Lynch looked down as he realized that he didn't want to hear it after all. It was too late, though. Daneen wasn't about to spare him anything.
“I was raped, Kevin. Once when I was nine, and again when I was seventeen.”
“Why didn't you say anything at the time?” Lynch said. “Why didn't you tell me?”
“What you was gon' do, Kevin? What was anybody gon' do? When I said somethin' the first time, Judy blamed me. So when it happened again, I thought everybody would think I was lyin'. And I couldn't take that. So I kept my mouth shut, wore my clothes loose, and hid my belly 'til I couldn't hide it no more.
“Then I told Tyrone the baby was his, 'cause I just couldn't see bringin' that child in the world with a rapist for a daddy.

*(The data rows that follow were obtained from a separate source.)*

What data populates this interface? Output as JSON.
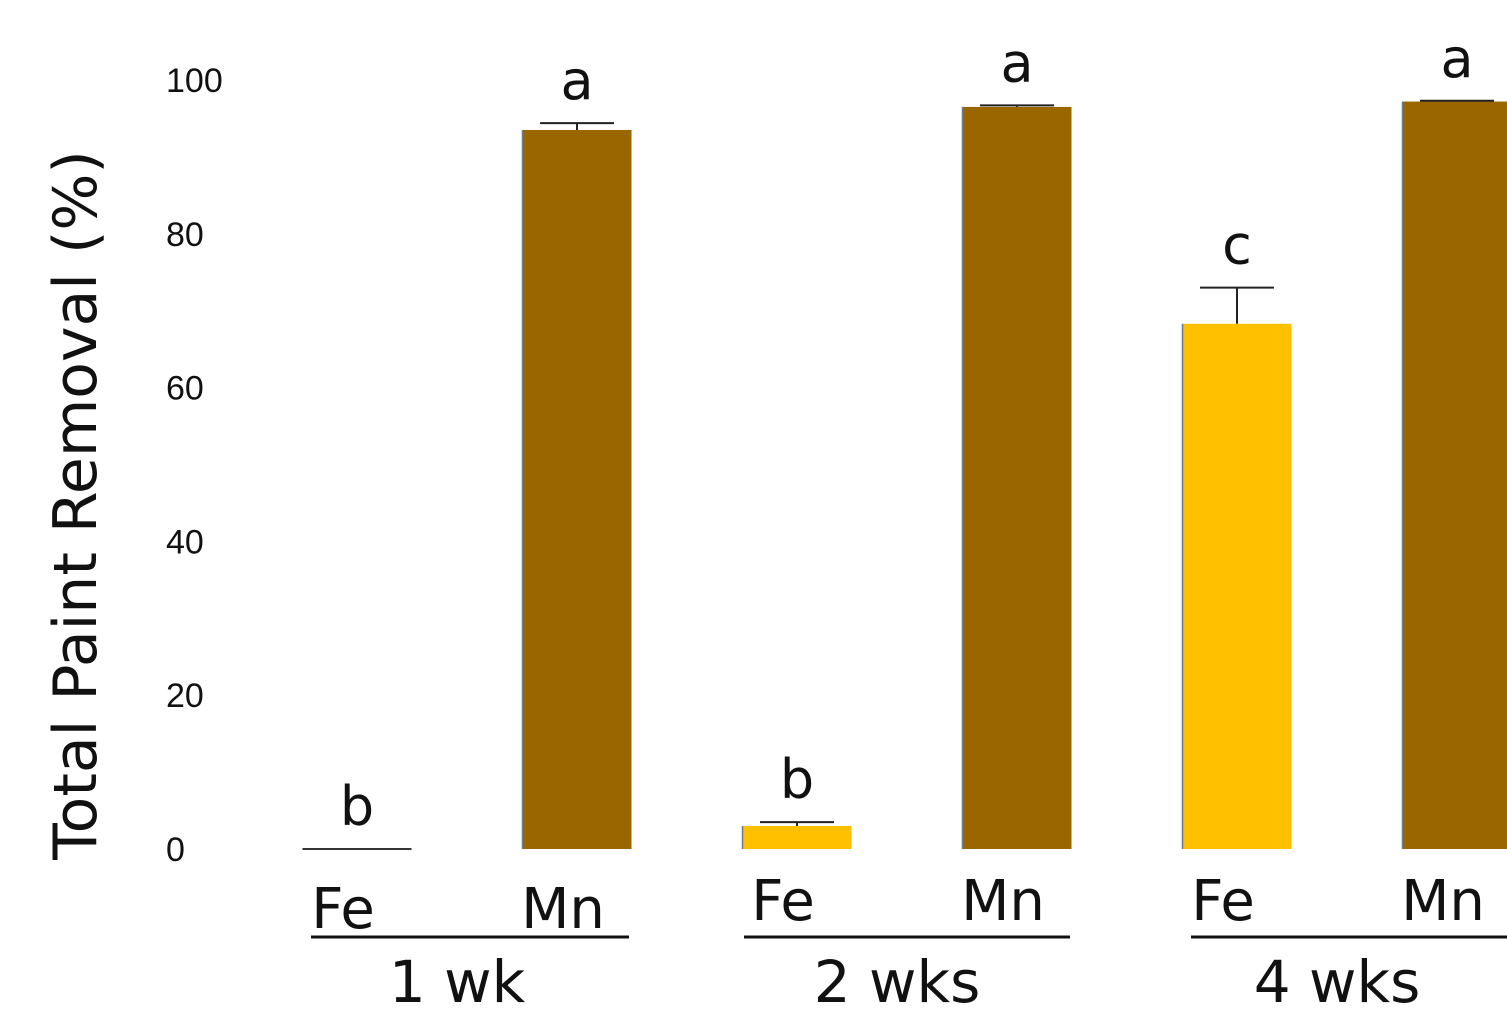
{
  "chart_data": {
    "type": "bar",
    "title": "",
    "xlabel": "",
    "ylabel": "Total Paint Removal (%)",
    "ylim": [
      0,
      100
    ],
    "yticks": [
      "0",
      "20",
      "40",
      "60",
      "80",
      "100"
    ],
    "grid": false,
    "colors": {
      "Fe": "#FFC000",
      "Mn": "#996600"
    },
    "groups": [
      {
        "label": "1 wk",
        "bars": [
          {
            "category": "Fe",
            "value": 0.0,
            "error": 0.0,
            "letter": "b"
          },
          {
            "category": "Mn",
            "value": 93.5,
            "error": 0.9,
            "letter": "a"
          }
        ]
      },
      {
        "label": "2 wks",
        "bars": [
          {
            "category": "Fe",
            "value": 3.0,
            "error": 0.5,
            "letter": "b"
          },
          {
            "category": "Mn",
            "value": 96.5,
            "error": 0.2,
            "letter": "a"
          }
        ]
      },
      {
        "label": "4 wks",
        "bars": [
          {
            "category": "Fe",
            "value": 68.3,
            "error": 4.7,
            "letter": "c"
          },
          {
            "category": "Mn",
            "value": 97.2,
            "error": 0.1,
            "letter": "a"
          }
        ]
      }
    ]
  }
}
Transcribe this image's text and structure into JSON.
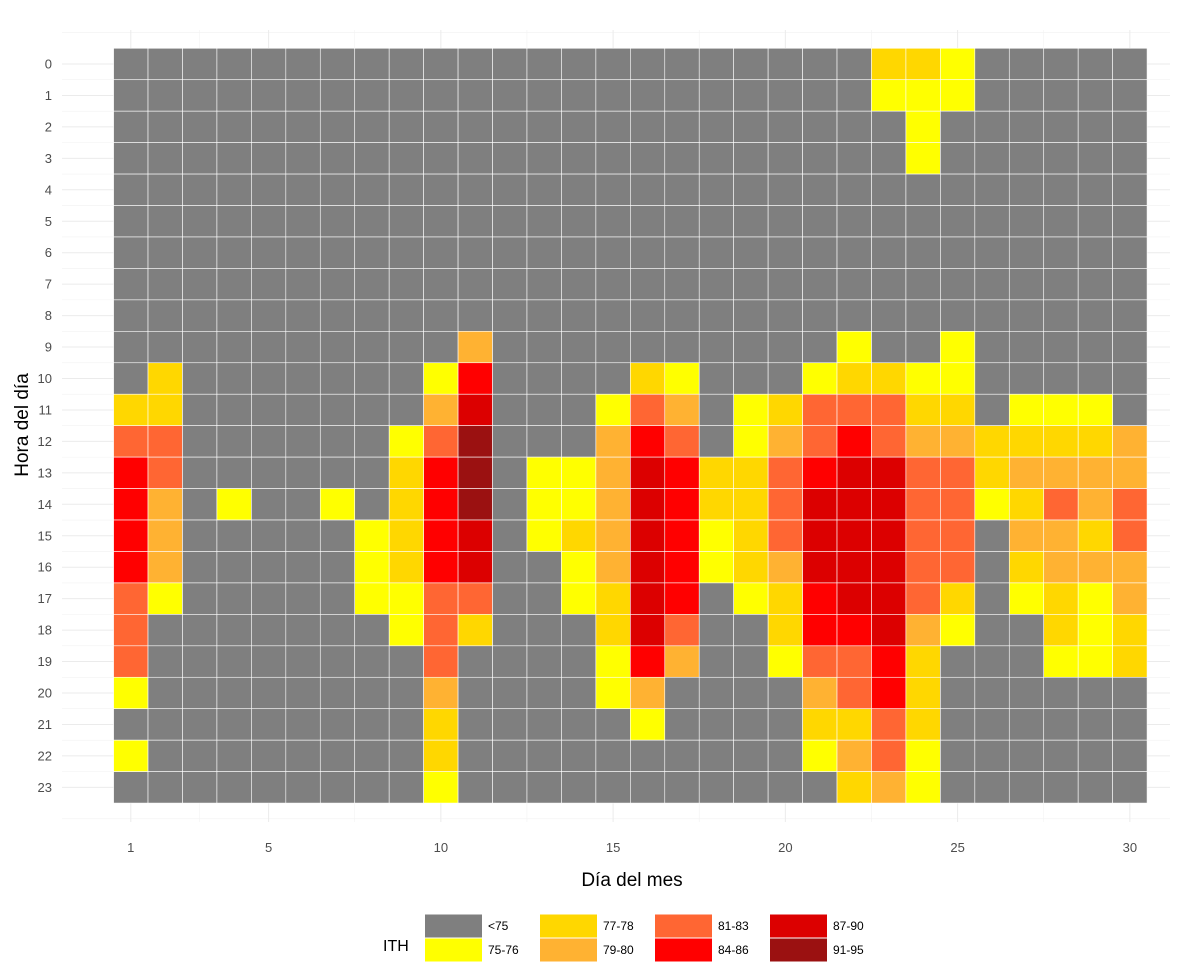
{
  "chart_data": {
    "type": "heatmap",
    "title": "",
    "xlabel": "Día del mes",
    "ylabel": "Hora del día",
    "x": [
      1,
      2,
      3,
      4,
      5,
      6,
      7,
      8,
      9,
      10,
      11,
      12,
      13,
      14,
      15,
      16,
      17,
      18,
      19,
      20,
      21,
      22,
      23,
      24,
      25,
      26,
      27,
      28,
      29,
      30
    ],
    "y": [
      0,
      1,
      2,
      3,
      4,
      5,
      6,
      7,
      8,
      9,
      10,
      11,
      12,
      13,
      14,
      15,
      16,
      17,
      18,
      19,
      20,
      21,
      22,
      23
    ],
    "xticks": [
      1,
      5,
      10,
      15,
      20,
      25,
      30
    ],
    "yticks": [
      0,
      1,
      2,
      3,
      4,
      5,
      6,
      7,
      8,
      9,
      10,
      11,
      12,
      13,
      14,
      15,
      16,
      17,
      18,
      19,
      20,
      21,
      22,
      23
    ],
    "y_reversed": true,
    "grid": true,
    "legend": {
      "title": "ITH",
      "position": "bottom",
      "categories": [
        "<75",
        "75-76",
        "77-78",
        "79-80",
        "81-83",
        "84-86",
        "87-90",
        "91-95"
      ],
      "colors": {
        "<75": "#7f7f7f",
        "75-76": "#ffff00",
        "77-78": "#ffd700",
        "79-80": "#ffb232",
        "81-83": "#ff6633",
        "84-86": "#ff0000",
        "87-90": "#dc0000",
        "91-95": "#9b1111"
      }
    },
    "values": [
      [
        "<75",
        "<75",
        "<75",
        "<75",
        "<75",
        "<75",
        "<75",
        "<75",
        "<75",
        "<75",
        "<75",
        "<75",
        "<75",
        "<75",
        "<75",
        "<75",
        "<75",
        "<75",
        "<75",
        "<75",
        "<75",
        "<75",
        "77-78",
        "77-78",
        "75-76",
        "<75",
        "<75",
        "<75",
        "<75",
        "<75"
      ],
      [
        "<75",
        "<75",
        "<75",
        "<75",
        "<75",
        "<75",
        "<75",
        "<75",
        "<75",
        "<75",
        "<75",
        "<75",
        "<75",
        "<75",
        "<75",
        "<75",
        "<75",
        "<75",
        "<75",
        "<75",
        "<75",
        "<75",
        "75-76",
        "75-76",
        "75-76",
        "<75",
        "<75",
        "<75",
        "<75",
        "<75"
      ],
      [
        "<75",
        "<75",
        "<75",
        "<75",
        "<75",
        "<75",
        "<75",
        "<75",
        "<75",
        "<75",
        "<75",
        "<75",
        "<75",
        "<75",
        "<75",
        "<75",
        "<75",
        "<75",
        "<75",
        "<75",
        "<75",
        "<75",
        "<75",
        "75-76",
        "<75",
        "<75",
        "<75",
        "<75",
        "<75",
        "<75"
      ],
      [
        "<75",
        "<75",
        "<75",
        "<75",
        "<75",
        "<75",
        "<75",
        "<75",
        "<75",
        "<75",
        "<75",
        "<75",
        "<75",
        "<75",
        "<75",
        "<75",
        "<75",
        "<75",
        "<75",
        "<75",
        "<75",
        "<75",
        "<75",
        "75-76",
        "<75",
        "<75",
        "<75",
        "<75",
        "<75",
        "<75"
      ],
      [
        "<75",
        "<75",
        "<75",
        "<75",
        "<75",
        "<75",
        "<75",
        "<75",
        "<75",
        "<75",
        "<75",
        "<75",
        "<75",
        "<75",
        "<75",
        "<75",
        "<75",
        "<75",
        "<75",
        "<75",
        "<75",
        "<75",
        "<75",
        "<75",
        "<75",
        "<75",
        "<75",
        "<75",
        "<75",
        "<75"
      ],
      [
        "<75",
        "<75",
        "<75",
        "<75",
        "<75",
        "<75",
        "<75",
        "<75",
        "<75",
        "<75",
        "<75",
        "<75",
        "<75",
        "<75",
        "<75",
        "<75",
        "<75",
        "<75",
        "<75",
        "<75",
        "<75",
        "<75",
        "<75",
        "<75",
        "<75",
        "<75",
        "<75",
        "<75",
        "<75",
        "<75"
      ],
      [
        "<75",
        "<75",
        "<75",
        "<75",
        "<75",
        "<75",
        "<75",
        "<75",
        "<75",
        "<75",
        "<75",
        "<75",
        "<75",
        "<75",
        "<75",
        "<75",
        "<75",
        "<75",
        "<75",
        "<75",
        "<75",
        "<75",
        "<75",
        "<75",
        "<75",
        "<75",
        "<75",
        "<75",
        "<75",
        "<75"
      ],
      [
        "<75",
        "<75",
        "<75",
        "<75",
        "<75",
        "<75",
        "<75",
        "<75",
        "<75",
        "<75",
        "<75",
        "<75",
        "<75",
        "<75",
        "<75",
        "<75",
        "<75",
        "<75",
        "<75",
        "<75",
        "<75",
        "<75",
        "<75",
        "<75",
        "<75",
        "<75",
        "<75",
        "<75",
        "<75",
        "<75"
      ],
      [
        "<75",
        "<75",
        "<75",
        "<75",
        "<75",
        "<75",
        "<75",
        "<75",
        "<75",
        "<75",
        "<75",
        "<75",
        "<75",
        "<75",
        "<75",
        "<75",
        "<75",
        "<75",
        "<75",
        "<75",
        "<75",
        "<75",
        "<75",
        "<75",
        "<75",
        "<75",
        "<75",
        "<75",
        "<75",
        "<75"
      ],
      [
        "<75",
        "<75",
        "<75",
        "<75",
        "<75",
        "<75",
        "<75",
        "<75",
        "<75",
        "<75",
        "79-80",
        "<75",
        "<75",
        "<75",
        "<75",
        "<75",
        "<75",
        "<75",
        "<75",
        "<75",
        "<75",
        "75-76",
        "<75",
        "<75",
        "75-76",
        "<75",
        "<75",
        "<75",
        "<75",
        "<75"
      ],
      [
        "<75",
        "77-78",
        "<75",
        "<75",
        "<75",
        "<75",
        "<75",
        "<75",
        "<75",
        "75-76",
        "84-86",
        "<75",
        "<75",
        "<75",
        "<75",
        "77-78",
        "75-76",
        "<75",
        "<75",
        "<75",
        "75-76",
        "77-78",
        "77-78",
        "75-76",
        "75-76",
        "<75",
        "<75",
        "<75",
        "<75",
        "<75"
      ],
      [
        "77-78",
        "77-78",
        "<75",
        "<75",
        "<75",
        "<75",
        "<75",
        "<75",
        "<75",
        "79-80",
        "87-90",
        "<75",
        "<75",
        "<75",
        "75-76",
        "81-83",
        "79-80",
        "<75",
        "75-76",
        "77-78",
        "81-83",
        "81-83",
        "81-83",
        "77-78",
        "77-78",
        "<75",
        "75-76",
        "75-76",
        "75-76",
        "<75"
      ],
      [
        "81-83",
        "81-83",
        "<75",
        "<75",
        "<75",
        "<75",
        "<75",
        "<75",
        "75-76",
        "81-83",
        "91-95",
        "<75",
        "<75",
        "<75",
        "79-80",
        "84-86",
        "81-83",
        "<75",
        "75-76",
        "79-80",
        "81-83",
        "84-86",
        "81-83",
        "79-80",
        "79-80",
        "77-78",
        "77-78",
        "77-78",
        "77-78",
        "79-80"
      ],
      [
        "84-86",
        "81-83",
        "<75",
        "<75",
        "<75",
        "<75",
        "<75",
        "<75",
        "77-78",
        "84-86",
        "91-95",
        "<75",
        "75-76",
        "75-76",
        "79-80",
        "87-90",
        "84-86",
        "77-78",
        "77-78",
        "81-83",
        "84-86",
        "87-90",
        "87-90",
        "81-83",
        "81-83",
        "77-78",
        "79-80",
        "79-80",
        "79-80",
        "79-80"
      ],
      [
        "84-86",
        "79-80",
        "<75",
        "75-76",
        "<75",
        "<75",
        "75-76",
        "<75",
        "77-78",
        "84-86",
        "91-95",
        "<75",
        "75-76",
        "75-76",
        "79-80",
        "87-90",
        "84-86",
        "77-78",
        "77-78",
        "81-83",
        "87-90",
        "87-90",
        "87-90",
        "81-83",
        "81-83",
        "75-76",
        "77-78",
        "81-83",
        "79-80",
        "81-83"
      ],
      [
        "84-86",
        "79-80",
        "<75",
        "<75",
        "<75",
        "<75",
        "<75",
        "75-76",
        "77-78",
        "84-86",
        "87-90",
        "<75",
        "75-76",
        "77-78",
        "79-80",
        "87-90",
        "84-86",
        "75-76",
        "77-78",
        "81-83",
        "87-90",
        "87-90",
        "87-90",
        "81-83",
        "81-83",
        "<75",
        "79-80",
        "79-80",
        "77-78",
        "81-83"
      ],
      [
        "84-86",
        "79-80",
        "<75",
        "<75",
        "<75",
        "<75",
        "<75",
        "75-76",
        "77-78",
        "84-86",
        "87-90",
        "<75",
        "<75",
        "75-76",
        "79-80",
        "87-90",
        "84-86",
        "75-76",
        "77-78",
        "79-80",
        "87-90",
        "87-90",
        "87-90",
        "81-83",
        "81-83",
        "<75",
        "77-78",
        "79-80",
        "79-80",
        "79-80"
      ],
      [
        "81-83",
        "75-76",
        "<75",
        "<75",
        "<75",
        "<75",
        "<75",
        "75-76",
        "75-76",
        "81-83",
        "81-83",
        "<75",
        "<75",
        "75-76",
        "77-78",
        "87-90",
        "84-86",
        "<75",
        "75-76",
        "77-78",
        "84-86",
        "87-90",
        "87-90",
        "81-83",
        "77-78",
        "<75",
        "75-76",
        "77-78",
        "75-76",
        "79-80"
      ],
      [
        "81-83",
        "<75",
        "<75",
        "<75",
        "<75",
        "<75",
        "<75",
        "<75",
        "75-76",
        "81-83",
        "77-78",
        "<75",
        "<75",
        "<75",
        "77-78",
        "87-90",
        "81-83",
        "<75",
        "<75",
        "77-78",
        "84-86",
        "84-86",
        "87-90",
        "79-80",
        "75-76",
        "<75",
        "<75",
        "77-78",
        "75-76",
        "77-78"
      ],
      [
        "81-83",
        "<75",
        "<75",
        "<75",
        "<75",
        "<75",
        "<75",
        "<75",
        "<75",
        "81-83",
        "<75",
        "<75",
        "<75",
        "<75",
        "75-76",
        "84-86",
        "79-80",
        "<75",
        "<75",
        "75-76",
        "81-83",
        "81-83",
        "84-86",
        "77-78",
        "<75",
        "<75",
        "<75",
        "75-76",
        "75-76",
        "77-78"
      ],
      [
        "75-76",
        "<75",
        "<75",
        "<75",
        "<75",
        "<75",
        "<75",
        "<75",
        "<75",
        "79-80",
        "<75",
        "<75",
        "<75",
        "<75",
        "75-76",
        "79-80",
        "<75",
        "<75",
        "<75",
        "<75",
        "79-80",
        "81-83",
        "84-86",
        "77-78",
        "<75",
        "<75",
        "<75",
        "<75",
        "<75",
        "<75"
      ],
      [
        "<75",
        "<75",
        "<75",
        "<75",
        "<75",
        "<75",
        "<75",
        "<75",
        "<75",
        "77-78",
        "<75",
        "<75",
        "<75",
        "<75",
        "<75",
        "75-76",
        "<75",
        "<75",
        "<75",
        "<75",
        "77-78",
        "77-78",
        "81-83",
        "77-78",
        "<75",
        "<75",
        "<75",
        "<75",
        "<75",
        "<75"
      ],
      [
        "75-76",
        "<75",
        "<75",
        "<75",
        "<75",
        "<75",
        "<75",
        "<75",
        "<75",
        "77-78",
        "<75",
        "<75",
        "<75",
        "<75",
        "<75",
        "<75",
        "<75",
        "<75",
        "<75",
        "<75",
        "75-76",
        "79-80",
        "81-83",
        "75-76",
        "<75",
        "<75",
        "<75",
        "<75",
        "<75",
        "<75"
      ],
      [
        "<75",
        "<75",
        "<75",
        "<75",
        "<75",
        "<75",
        "<75",
        "<75",
        "<75",
        "75-76",
        "<75",
        "<75",
        "<75",
        "<75",
        "<75",
        "<75",
        "<75",
        "<75",
        "<75",
        "<75",
        "<75",
        "77-78",
        "79-80",
        "75-76",
        "<75",
        "<75",
        "<75",
        "<75",
        "<75",
        "<75"
      ]
    ]
  }
}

“But I couldn't even do that right, could I? Tyrone died, and everybody blamed me for that, too. And all Tyrone left behind was the truth. So every time I seen Kenya, I would see the truth about her real daddy. I would feel his hands on my ass, his breath on my neck, his tongue on my skin. I would feel him poundin' into me while I scraped my elbows tryin' to fight my way up off that floor.
“I could ignore what I saw in her when I was clean. But when I smoked that shit, I couldn't, 'cause the high always turned from magic to poison. I would smoke, and then I would feel him inside me again—hurtin' me, rapin' me.
“And when I looked at Kenya, it was like she was him. When I would hit her, it was like I was hittin' him—gettin' him back for what he done to me.”
She stopped and stared at Lynch for a long time.
“That's why I killed her, Kevin. I couldn't take seein' her daddy no more. So Friday night, I waited 'til Wayne went to sleep, took some money out his wallet, caught a cab down the Bridge, and I took me a blast. And right after I did that, I saw Kenya comin' out the projects.”